The move won't force any of the 46 stations located in unincorporated areas to close, though they won't be allowed to add more pumps.
Cashless stations dispensing gas to fleet customers using cards, or private distributors serving agricultural users and heavy equipment rental businesses are exempt.
While the ban on new fossil fuel stations is symbolically significant, Supervisor Chris Coursey offered reassurance that it's far from revolutionary.
"It's not doing away with anybody's gasoline-powered car, it's not doing away with their gasoline. There's more, more room at the gas station every day with all the electric cars that are coming out there, unless you go to Costco, there's not more room at Costco."
Fuel prices at Costco gas stations tend to be among the lowest in the county, but require an annual membership.
After much deliberation, the measure was approved 3-2, with supervisors Gore and Rabbitt opposed. The two took issue with an amendment prohibiting a planned rental car filling station at Sonoma County Airport.

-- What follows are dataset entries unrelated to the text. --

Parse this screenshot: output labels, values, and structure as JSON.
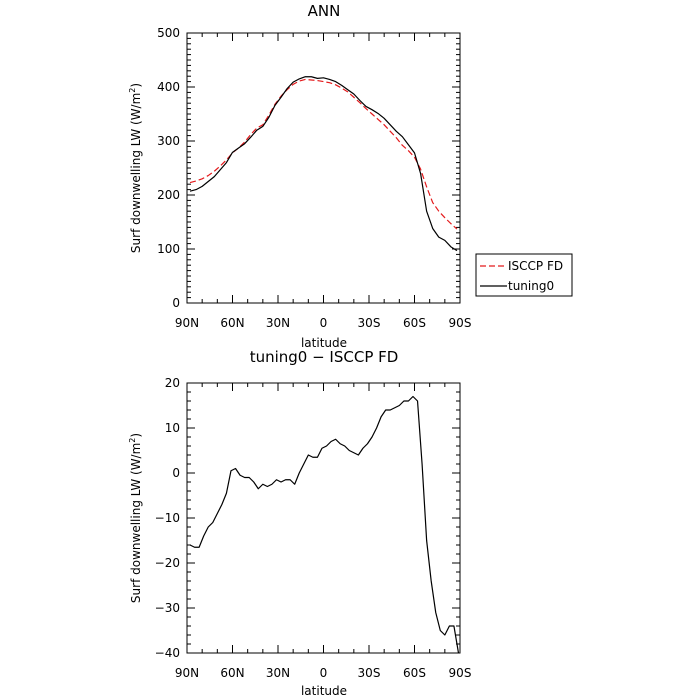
{
  "chart_data": [
    {
      "type": "line",
      "title": "ANN",
      "xlabel": "latitude",
      "ylabel_main": "Surf downwelling LW (W/m",
      "ylabel_sup": "2",
      "ylabel_close": ")",
      "xlim": [
        90,
        -90
      ],
      "ylim": [
        0,
        500
      ],
      "xticks": [
        90,
        60,
        30,
        0,
        -30,
        -60,
        -90
      ],
      "xtick_labels": [
        "90N",
        "60N",
        "30N",
        "0",
        "30S",
        "60S",
        "90S"
      ],
      "yticks": [
        0,
        100,
        200,
        300,
        400,
        500
      ],
      "ytick_labels": [
        "0",
        "100",
        "200",
        "300",
        "400",
        "500"
      ],
      "legend": "outside-right",
      "series": [
        {
          "name": "ISCCP FD",
          "color": "#e41a1c",
          "dash": true,
          "x": [
            88,
            84,
            80,
            76,
            72,
            68,
            64,
            60,
            56,
            52,
            48,
            44,
            40,
            36,
            32,
            28,
            24,
            20,
            16,
            12,
            8,
            4,
            0,
            -4,
            -8,
            -12,
            -16,
            -20,
            -24,
            -28,
            -32,
            -36,
            -40,
            -44,
            -48,
            -52,
            -56,
            -60,
            -64,
            -68,
            -72,
            -76,
            -80,
            -84,
            -88
          ],
          "y": [
            223,
            226,
            230,
            236,
            244,
            254,
            265,
            278,
            287,
            298,
            312,
            324,
            330,
            348,
            368,
            383,
            395,
            405,
            411,
            414,
            413,
            412,
            410,
            408,
            404,
            398,
            391,
            381,
            371,
            360,
            350,
            340,
            330,
            318,
            306,
            292,
            282,
            270,
            248,
            215,
            186,
            170,
            158,
            147,
            137
          ]
        },
        {
          "name": "tuning0",
          "color": "#000000",
          "dash": false,
          "x": [
            88,
            84,
            80,
            76,
            72,
            68,
            64,
            60,
            56,
            52,
            48,
            44,
            40,
            36,
            32,
            28,
            24,
            20,
            16,
            12,
            8,
            4,
            0,
            -4,
            -8,
            -12,
            -16,
            -20,
            -24,
            -28,
            -32,
            -36,
            -40,
            -44,
            -48,
            -52,
            -56,
            -60,
            -64,
            -68,
            -72,
            -76,
            -80,
            -84,
            -88
          ],
          "y": [
            207,
            210,
            216,
            225,
            234,
            247,
            260,
            279,
            287,
            295,
            307,
            320,
            327,
            344,
            366,
            381,
            397,
            409,
            415,
            419,
            419,
            416,
            417,
            414,
            410,
            403,
            395,
            387,
            375,
            364,
            358,
            351,
            342,
            330,
            318,
            308,
            293,
            278,
            240,
            170,
            138,
            122,
            116,
            104,
            97
          ]
        }
      ]
    },
    {
      "type": "line",
      "title": "tuning0 − ISCCP FD",
      "xlabel": "latitude",
      "ylabel_main": "Surf downwelling LW (W/m",
      "ylabel_sup": "2",
      "ylabel_close": ")",
      "xlim": [
        90,
        -90
      ],
      "ylim": [
        -40,
        20
      ],
      "xticks": [
        90,
        60,
        30,
        0,
        -30,
        -60,
        -90
      ],
      "xtick_labels": [
        "90N",
        "60N",
        "30N",
        "0",
        "30S",
        "60S",
        "90S"
      ],
      "yticks": [
        -40,
        -30,
        -20,
        -10,
        0,
        10,
        20
      ],
      "ytick_labels": [
        "−40",
        "−30",
        "−20",
        "−10",
        "0",
        "10",
        "20"
      ],
      "series": [
        {
          "color": "#000000",
          "dash": false,
          "x": [
            88,
            85,
            82,
            79,
            76,
            73,
            70,
            67,
            64,
            61,
            58,
            55,
            52,
            49,
            46,
            43,
            40,
            37,
            34,
            31,
            28,
            25,
            22,
            19,
            16,
            13,
            10,
            7,
            4,
            1,
            -2,
            -5,
            -8,
            -11,
            -14,
            -17,
            -20,
            -23,
            -26,
            -29,
            -32,
            -35,
            -38,
            -41,
            -44,
            -47,
            -50,
            -53,
            -56,
            -59,
            -62,
            -65,
            -68,
            -71,
            -74,
            -77,
            -80,
            -83,
            -86,
            -89
          ],
          "y": [
            -16,
            -16.5,
            -16.5,
            -14,
            -12,
            -11,
            -9,
            -7,
            -4.5,
            0.5,
            1,
            -0.5,
            -1,
            -1,
            -2,
            -3.5,
            -2.5,
            -3,
            -2.5,
            -1.5,
            -2,
            -1.5,
            -1.5,
            -2.5,
            0,
            2,
            4,
            3.5,
            3.5,
            5.5,
            6,
            7,
            7.5,
            6.5,
            6,
            5,
            4.5,
            4,
            5.5,
            6.5,
            8,
            10,
            12.5,
            14,
            14,
            14.5,
            15,
            16,
            16,
            17,
            16,
            2,
            -15,
            -24,
            -31,
            -35,
            -36,
            -34,
            -34,
            -40
          ]
        }
      ]
    }
  ]
}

Rental car companies aren't able to make a major shift yet. Airport manager Jon Stout said limited charging infrastructure at the airport means gas-powered vehicles are far more popular, both for customers and rental companies.
"When a customer shows up to rent a car, they want to be able to provide a car to those customers that have a full charge. They are projecting they will need at least fifteen level three chargers, which consumes a significant amount of power. They're going to still have problems being able to support the fleet," Stout said
Upgrades to a nearby PG&E substation enabling the installation of more chargers is five or six years away, he added.
Stout also said rental companies have sought their own fueling facility at the airport as currently, they must have staffers on hand to drive vehicles off-site for fueling.